Meglio dell’indice anche oggi nella ns Maratona, e vi garantisco che con questo ambiente NON e’ per niente facile … (ma lo sapete).
Luglio 16th, 2010 alle 20:18
ma Filippide alla fine della maratona mori’
Luglio 16th, 2010 alle 20:42
Cino …
Non era allenato come noi.
Luglio 16th, 2010 alle 21:13
ha ha ha ah bella questa….
Luglio 16th, 2010 alle 21:15
… sorriso …
Luglio 17th, 2010 alle 11:53
Concordo (anche) sulla riflessione:
“Non e’ giusto e non ha senso economico,
ne’ sociale, che un bravo imprenditore
debba lottare per sopravvivere per cause
estranee alla sua perizia e competenza”
Da dipendente che ha ormai realizzato il suo sogno di diventare “imprenditore” (o solo padrone di se stesso?) mi sento sempre più schiacciato dal “peso” della “mia” SRL.
Non so se è questo che intendevi ma me la interpreto così
Luglio 17th, 2010 alle 12:04
… Anonimo
Essere padroni di noi stessi non e’ mica poco …
Luglio 19th, 2010 alle 12:56
Approfitto di voi.
Quali sono le 5 barriere burocratiche che un imprenditore incontra in Italia e che secondo voi potrebbero essere abolite facilmente?
Luglio 19th, 2010 alle 13:51
Francesco Carlà:
Luglio 19th, 2010 alle 07:34
… Farotto
Molto giusto e molto interessante. Mi piacerebbe se ‘postasse’ questo suo intervento anche a commento del mio nuovo post che e’ stato aperto venerdi’ … grazie.
ecco il post…
# Carlo Farotto:
Luglio 18th, 2010 alle 17:05
imprenditori del primo tipo… leggo: pizzeria, negozio, tutto virtuale, nessun dipendente… siamo proprio sicuri di aver chiaro chi sia l’imprenditore del primo tipo???

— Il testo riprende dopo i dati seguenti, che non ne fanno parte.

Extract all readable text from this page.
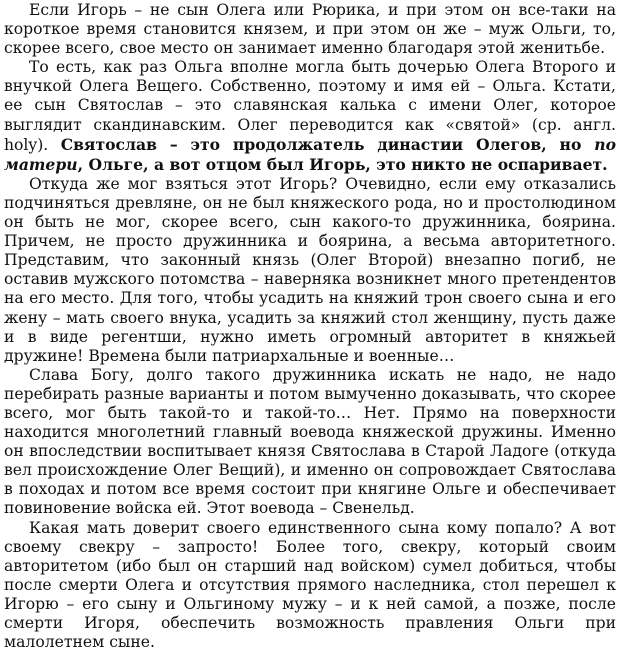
Если Игорь – не сын Олега или Рюрика, и при этом он все-таки на короткое время становится князем, и при этом он же – муж Ольги, то, скорее всего, свое место он занимает именно благодаря этой женитьбе.

То есть, как раз Ольга вполне могла быть дочерью Олега Второго и внучкой Олега Вещего. Собственно, поэтому и имя ей – Ольга. Кстати, ее сын Святослав – это славянская калька с имени Олег, которое выглядит скандинавским. Олег переводится как «святой» (ср. англ. holy). Святослав – это продолжатель династии Олегов, но по матери, Ольге, а вот отцом был Игорь, это никто не оспаривает.

Откуда же мог взяться этот Игорь? Очевидно, если ему отказались подчиняться древляне, он не был княжеского рода, но и простолюдином он быть не мог, скорее всего, сын какого-то дружинника, боярина. Причем, не просто дружинника и боярина, а весьма авторитетного. Представим, что законный князь (Олег Второй) внезапно погиб, не оставив мужского потомства – наверняка возникнет много претендентов на его место. Для того, чтобы усадить на княжий трон своего сына и его жену – мать своего внука, усадить за княжий стол женщину, пусть даже и в виде регентши, нужно иметь огромный авторитет в княжьей дружине! Времена были патриархальные и военные…

Слава Богу, долго такого дружинника искать не надо, не надо перебирать разные варианты и потом вымученно доказывать, что скорее всего, мог быть такой-то и такой-то… Нет. Прямо на поверхности находится многолетний главный воевода княжеской дружины. Именно он впоследствии воспитывает князя Святослава в Старой Ладоге (откуда вел происхождение Олег Вещий), и именно он сопровождает Святослава в походах и потом все время состоит при княгине Ольге и обеспечивает повиновение войска ей. Этот воевода – Свенельд.

Какая мать доверит своего единственного сына кому попало? А вот своему свекру – запросто! Более того, свекру, который своим авторитетом (ибо был он старший над войском) сумел добиться, чтобы после смерти Олега и отсутствия прямого наследника, стол перешел к Игорю – его сыну и Ольгиному мужу – и к ней самой, а позже, после смерти Игоря, обеспечить возможность правления Ольги при малолетнем сыне.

io ho questo modello: settore industriale meccanica ed elettronica, tecnologicamente innovativo, con brevetti internazionali ‘veri’ in tasca ovverosia che reggono, internazionale sia nella parte progettuale/produttiva (decentramento) sia in quella commerciale (internazionalizzazione)… sede in Italia ma soprattutto all’estero…

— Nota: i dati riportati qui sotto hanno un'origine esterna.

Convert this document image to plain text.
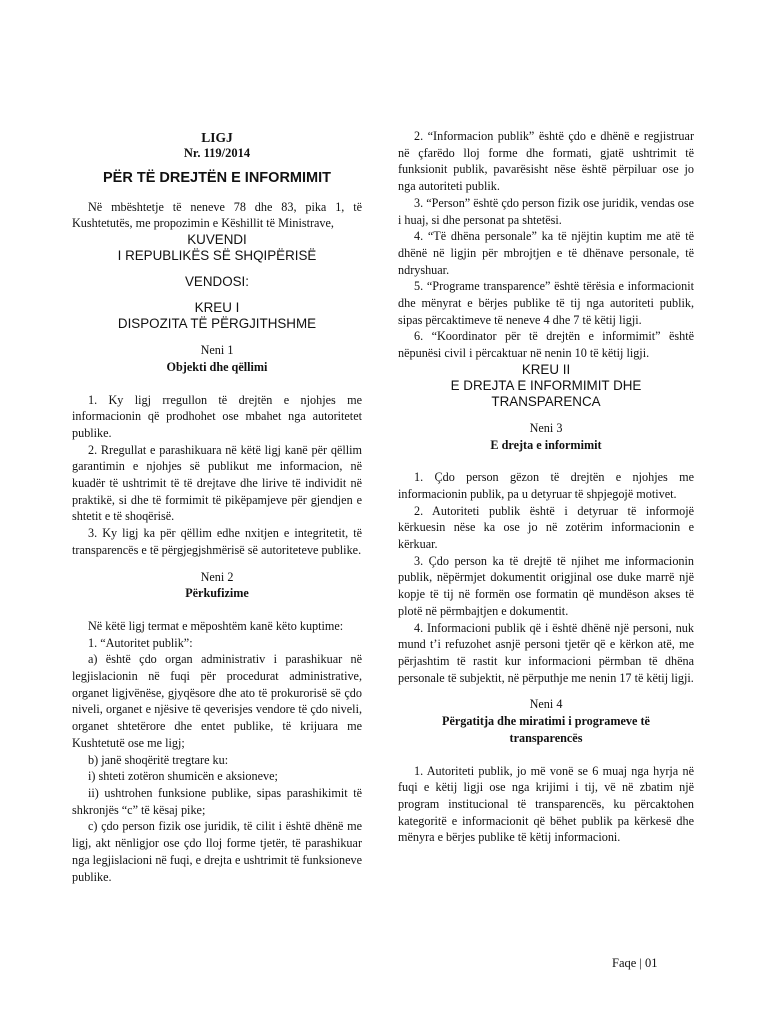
LIGJ

Nr. 119/2014

PËR TË DREJTËN E INFORMIMIT

Në mbështetje të neneve 78 dhe 83, pika 1, të Kushtetutës, me propozimin e Këshillit të Ministrave,

KUVENDI

I REPUBLIKËS SË SHQIPËRISË

VENDOSI:

KREU I

DISPOZITA TË PËRGJITHSHME

Neni 1

Objekti dhe qëllimi

1. Ky ligj rregullon të drejtën e njohjes me informacionin që prodhohet ose mbahet nga autoritetet publike.

2. Rregullat e parashikuara në këtë ligj kanë për qëllim garantimin e njohjes së publikut me informacion, në kuadër të ushtrimit të të drejtave dhe lirive të individit në praktikë, si dhe të formimit të pikëpamjeve për gjendjen e shtetit e të shoqërisë.

3. Ky ligj ka për qëllim edhe nxitjen e integritetit, të transparencës e të përgjegjshmërisë së autoriteteve publike.

Neni 2

Përkufizime

Në këtë ligj termat e mëposhtëm kanë këto kuptime:

1. “Autoritet publik”:

a) është çdo organ administrativ i parashikuar në legjislacionin në fuqi për procedurat administrative, organet ligjvënëse, gjyqësore dhe ato të prokurorisë së çdo niveli, organet e njësive të qeverisjes vendore të çdo niveli, organet shtetërore dhe entet publike, të krijuara me Kushtetutë ose me ligj;

b) janë shoqëritë tregtare ku:

i) shteti zotëron shumicën e aksioneve;

ii) ushtrohen funksione publike, sipas parashikimit të shkronjës “c” të kësaj pike;

c) çdo person fizik ose juridik, të cilit i është dhënë me ligj, akt nënligjor ose çdo lloj forme tjetër, të parashikuar nga legjislacioni në fuqi, e drejta e ushtrimit të funksioneve publike.

2. “Informacion publik” është çdo e dhënë e regjistruar në çfarëdo lloj forme dhe formati, gjatë ushtrimit të funksionit publik, pavarësisht nëse është përpiluar ose jo nga autoriteti publik.

3. “Person” është çdo person fizik ose juridik, vendas ose i huaj, si dhe personat pa shtetësi.

4. “Të dhëna personale” ka të njëjtin kuptim me atë të dhënë në ligjin për mbrojtjen e të dhënave personale, të ndryshuar.

5. “Programe transparence” është tërësia e informacionit dhe mënyrat e bërjes publike të tij nga autoriteti publik, sipas përcaktimeve të neneve 4 dhe 7 të këtij ligji.

6. “Koordinator për të drejtën e informimit” është nëpunësi civil i përcaktuar në nenin 10 të këtij ligji.

KREU II

E DREJTA E INFORMIMIT DHE

TRANSPARENCA

Neni 3

E drejta e informimit

1. Çdo person gëzon të drejtën e njohjes me informacionin publik, pa u detyruar të shpjegojë motivet.

2. Autoriteti publik është i detyruar të informojë kërkuesin nëse ka ose jo në zotërim informacionin e kërkuar.

3. Çdo person ka të drejtë të njihet me informacionin publik, nëpërmjet dokumentit origjinal ose duke marrë një kopje të tij në formën ose formatin që mundëson akses të plotë në përmbajtjen e dokumentit.

4. Informacioni publik që i është dhënë një personi, nuk mund t’i refuzohet asnjë personi tjetër që e kërkon atë, me përjashtim të rastit kur informacioni përmban të dhëna personale të subjektit, në përputhje me nenin 17 të këtij ligji.

Neni 4

Përgatitja dhe miratimi i programeve të

transparencës

1. Autoriteti publik, jo më vonë se 6 muaj nga hyrja në fuqi e këtij ligji ose nga krijimi i tij, vë në zbatim një program institucional të transparencës, ku përcaktohen kategoritë e informacionit që bëhet publik pa kërkesë dhe mënyra e bërjes publike të këtij informacioni.

Faqe | 01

ecco quindi che questo imprenditore del primo tipo… non deve essere necessariamente ‘italiano’… come anche l’imprenditore del secondo tipo non investe solo in aziende ‘italiane’…
dovremmo allora confrontare i due imprenditori a livello internazionale… (se in Italia l’imprenditore del primo tipo è vessato… basta avere aziende all’estero…)

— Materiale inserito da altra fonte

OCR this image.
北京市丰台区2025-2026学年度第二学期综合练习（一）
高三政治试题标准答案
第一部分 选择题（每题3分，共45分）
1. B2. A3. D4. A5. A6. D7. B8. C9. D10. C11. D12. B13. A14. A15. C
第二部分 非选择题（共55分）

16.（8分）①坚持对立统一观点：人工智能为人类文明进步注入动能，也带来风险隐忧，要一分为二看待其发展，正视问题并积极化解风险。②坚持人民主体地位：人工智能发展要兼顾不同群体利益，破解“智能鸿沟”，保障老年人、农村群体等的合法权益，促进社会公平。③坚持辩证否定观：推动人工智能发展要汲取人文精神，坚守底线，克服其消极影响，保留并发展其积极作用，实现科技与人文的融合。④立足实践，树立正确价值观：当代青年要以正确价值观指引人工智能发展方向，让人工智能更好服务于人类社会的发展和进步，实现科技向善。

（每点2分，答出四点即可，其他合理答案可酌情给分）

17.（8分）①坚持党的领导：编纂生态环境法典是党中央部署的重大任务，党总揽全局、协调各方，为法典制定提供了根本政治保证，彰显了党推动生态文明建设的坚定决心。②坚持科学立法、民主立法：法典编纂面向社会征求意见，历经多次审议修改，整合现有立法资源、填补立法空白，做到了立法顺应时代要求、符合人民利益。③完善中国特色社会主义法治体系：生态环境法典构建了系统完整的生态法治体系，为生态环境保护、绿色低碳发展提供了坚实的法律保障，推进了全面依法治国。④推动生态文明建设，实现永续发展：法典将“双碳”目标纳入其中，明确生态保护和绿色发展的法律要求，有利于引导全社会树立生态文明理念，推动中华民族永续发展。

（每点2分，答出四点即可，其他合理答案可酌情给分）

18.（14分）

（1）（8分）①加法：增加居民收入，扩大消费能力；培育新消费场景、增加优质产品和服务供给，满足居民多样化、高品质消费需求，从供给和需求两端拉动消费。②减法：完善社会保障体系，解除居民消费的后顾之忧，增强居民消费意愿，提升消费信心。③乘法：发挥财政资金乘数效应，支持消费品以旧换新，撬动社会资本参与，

a questo punto… se il mio modello di investitore del primo tipo si concretizza… NON VI SONO DUBBI DI CONVENIENZA SUL DA FARSI… eppoi cosa possiamo delegare??? i consigli su come fare l’imprenditore del secondo tipo… oppure le STRATEGIE AZIENDALI dell’imprendotire del primo tipo????
# Francesco Carlà:
Luglio 19th, 2010 alle 07:34
Luglio 19th, 2010 alle 13:55
mai pensato a far nascere una bella finanziaria democratica intitolata al nostro Professore che gestisca i risparmi di noi fedeli Fwiani?????????????????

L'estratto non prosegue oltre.